Su mano tensa golpeó la bota del jinete a la altura del tobillo, impulsándola limpiamente hacia atrás y sacándola por completo del estribo. El hombre lanzó un grito de sorpresa, y Gaviota tiró salvajemente del tobillo, con su hombro herido ardiendo en una furiosa llamarada de dolor mientras lo hacía. El caballero bajó la guarda de su sable sobre la cabeza de Gaviota, pero tenía que volverse hacia un lado o permitir que su tobillo quedara dislocado. La pierna atrapada hizo que su trasero dejara de estar en contacto con la silla de montar...
... y Gaviota empujó empleando toda su fuerza.
Con un graznido primero y un potente estrépito después, el caballero se estrelló contra el suelo.
Gaviota podría haberse entregado a un éxtasis de carcajadas y ansias de batalla, pero un jinete surgió de la nada y extinguió rápidamente su fugaz alegría. El leñador se agachó para esquivar un tajo velocísimo que le habría decapitado. Gaviota recogió su hacha. El caballero caído estaba intentando levantarse al otro lado del caballo.
¿Qué vendría a continuación? ¿Un duelo entre sable y hacha librado en la oscuridad y contra un experto?
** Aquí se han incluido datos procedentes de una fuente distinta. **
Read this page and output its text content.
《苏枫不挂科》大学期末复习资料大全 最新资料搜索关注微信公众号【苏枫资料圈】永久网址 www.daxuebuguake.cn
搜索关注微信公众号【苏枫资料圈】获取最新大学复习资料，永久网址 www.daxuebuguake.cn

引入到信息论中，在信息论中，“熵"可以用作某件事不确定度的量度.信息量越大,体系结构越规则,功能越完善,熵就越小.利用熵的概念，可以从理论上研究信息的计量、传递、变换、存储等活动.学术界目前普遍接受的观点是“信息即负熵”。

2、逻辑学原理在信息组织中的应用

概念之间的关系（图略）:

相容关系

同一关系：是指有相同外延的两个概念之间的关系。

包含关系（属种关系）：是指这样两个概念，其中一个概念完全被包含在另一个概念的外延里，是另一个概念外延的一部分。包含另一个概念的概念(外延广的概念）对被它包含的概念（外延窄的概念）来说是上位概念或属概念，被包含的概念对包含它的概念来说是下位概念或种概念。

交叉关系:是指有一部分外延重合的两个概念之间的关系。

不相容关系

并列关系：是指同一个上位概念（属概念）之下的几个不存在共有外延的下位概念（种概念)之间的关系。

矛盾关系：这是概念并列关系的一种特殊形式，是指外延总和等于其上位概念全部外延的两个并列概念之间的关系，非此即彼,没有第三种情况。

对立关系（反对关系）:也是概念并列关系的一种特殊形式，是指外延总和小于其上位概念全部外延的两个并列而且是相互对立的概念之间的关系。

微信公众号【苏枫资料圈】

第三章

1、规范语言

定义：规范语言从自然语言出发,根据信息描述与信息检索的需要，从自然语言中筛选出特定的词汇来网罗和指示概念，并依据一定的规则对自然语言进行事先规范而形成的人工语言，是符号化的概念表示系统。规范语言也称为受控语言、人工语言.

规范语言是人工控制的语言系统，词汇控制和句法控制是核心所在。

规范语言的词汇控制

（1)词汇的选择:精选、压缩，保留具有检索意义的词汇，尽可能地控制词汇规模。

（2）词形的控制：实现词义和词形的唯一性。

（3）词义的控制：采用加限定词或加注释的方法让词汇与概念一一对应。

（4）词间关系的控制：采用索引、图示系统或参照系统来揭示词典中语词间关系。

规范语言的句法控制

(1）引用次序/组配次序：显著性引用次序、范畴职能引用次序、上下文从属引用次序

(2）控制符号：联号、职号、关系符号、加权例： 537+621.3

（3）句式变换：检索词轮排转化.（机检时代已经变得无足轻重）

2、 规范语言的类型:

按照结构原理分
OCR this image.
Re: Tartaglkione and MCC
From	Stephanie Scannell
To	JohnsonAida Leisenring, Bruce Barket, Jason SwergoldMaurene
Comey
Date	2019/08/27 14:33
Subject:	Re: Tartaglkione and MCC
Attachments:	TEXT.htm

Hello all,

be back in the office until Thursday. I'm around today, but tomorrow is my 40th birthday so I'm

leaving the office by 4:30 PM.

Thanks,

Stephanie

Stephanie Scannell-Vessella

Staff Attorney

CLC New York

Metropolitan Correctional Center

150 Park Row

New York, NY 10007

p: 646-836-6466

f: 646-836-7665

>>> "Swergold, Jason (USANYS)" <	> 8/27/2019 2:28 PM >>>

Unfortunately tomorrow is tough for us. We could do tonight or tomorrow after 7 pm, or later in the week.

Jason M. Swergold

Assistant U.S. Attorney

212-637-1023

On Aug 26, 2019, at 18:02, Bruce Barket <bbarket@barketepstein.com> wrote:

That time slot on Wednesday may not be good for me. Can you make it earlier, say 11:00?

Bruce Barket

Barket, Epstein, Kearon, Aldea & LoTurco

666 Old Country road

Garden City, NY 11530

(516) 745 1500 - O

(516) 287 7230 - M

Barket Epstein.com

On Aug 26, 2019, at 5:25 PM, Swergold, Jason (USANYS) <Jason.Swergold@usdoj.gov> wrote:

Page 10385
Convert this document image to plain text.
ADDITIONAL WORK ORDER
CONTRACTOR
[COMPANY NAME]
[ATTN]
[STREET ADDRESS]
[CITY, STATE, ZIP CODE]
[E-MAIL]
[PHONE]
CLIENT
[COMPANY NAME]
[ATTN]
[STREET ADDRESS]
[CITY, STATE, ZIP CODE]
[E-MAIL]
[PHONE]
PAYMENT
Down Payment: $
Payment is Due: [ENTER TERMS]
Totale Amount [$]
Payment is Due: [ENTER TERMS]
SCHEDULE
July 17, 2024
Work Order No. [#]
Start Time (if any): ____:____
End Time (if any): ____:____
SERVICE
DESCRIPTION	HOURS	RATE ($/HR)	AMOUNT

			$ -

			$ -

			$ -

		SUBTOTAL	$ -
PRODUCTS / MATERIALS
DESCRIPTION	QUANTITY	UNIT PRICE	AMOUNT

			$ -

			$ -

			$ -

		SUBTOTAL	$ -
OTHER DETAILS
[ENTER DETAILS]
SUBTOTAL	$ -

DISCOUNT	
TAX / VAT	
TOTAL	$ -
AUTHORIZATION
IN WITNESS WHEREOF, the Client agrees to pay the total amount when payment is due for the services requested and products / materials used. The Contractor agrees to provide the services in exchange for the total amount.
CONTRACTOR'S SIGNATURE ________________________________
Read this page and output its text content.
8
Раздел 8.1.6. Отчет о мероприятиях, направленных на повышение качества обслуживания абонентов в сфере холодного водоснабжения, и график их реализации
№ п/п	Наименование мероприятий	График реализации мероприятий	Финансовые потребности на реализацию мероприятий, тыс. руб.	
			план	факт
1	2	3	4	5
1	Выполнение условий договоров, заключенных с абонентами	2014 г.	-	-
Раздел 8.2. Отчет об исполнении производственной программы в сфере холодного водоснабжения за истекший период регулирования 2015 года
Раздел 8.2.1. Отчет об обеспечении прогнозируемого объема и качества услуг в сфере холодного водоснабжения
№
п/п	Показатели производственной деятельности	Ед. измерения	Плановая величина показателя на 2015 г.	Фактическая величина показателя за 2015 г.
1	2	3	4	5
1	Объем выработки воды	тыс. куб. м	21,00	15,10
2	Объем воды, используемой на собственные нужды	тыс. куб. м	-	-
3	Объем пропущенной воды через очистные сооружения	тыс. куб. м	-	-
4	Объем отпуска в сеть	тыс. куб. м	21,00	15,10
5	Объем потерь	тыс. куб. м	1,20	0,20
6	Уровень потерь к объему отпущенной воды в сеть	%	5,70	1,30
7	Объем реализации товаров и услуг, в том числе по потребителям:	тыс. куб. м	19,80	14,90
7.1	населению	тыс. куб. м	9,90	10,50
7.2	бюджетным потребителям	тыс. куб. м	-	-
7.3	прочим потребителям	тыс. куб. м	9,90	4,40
—¡No, gracias! —gritó Gaviota.
Buscó a tientas las riendas del caballo negro hasta encontrarlas, calmó al animal con un chasquido de la lengua y se apresuró a retroceder por el hueco abierto en el círculo de la caravana.
Con el caballo como escudo, los jinetes negros que acechaban fuera del círculo no podían acercarse. Gaviota vio cómo el hombre que se había quedado sin montura —una silueta negra— llamaba a los otros jinetes, se agarraba a la mano de un camarada y era alzado hasta quedar detrás de él sobre la silla de montar. Gaviota tuvo que admitir que eran unos jinetes soberbios.
El leñador metió al nervioso caballo en el hueco central.
—¡Soy Gaviota! —gritó para evitar recibir algún disparo de las ballestas.
—¿Y quién te necesita? —le respondió un gruñido malhumorado.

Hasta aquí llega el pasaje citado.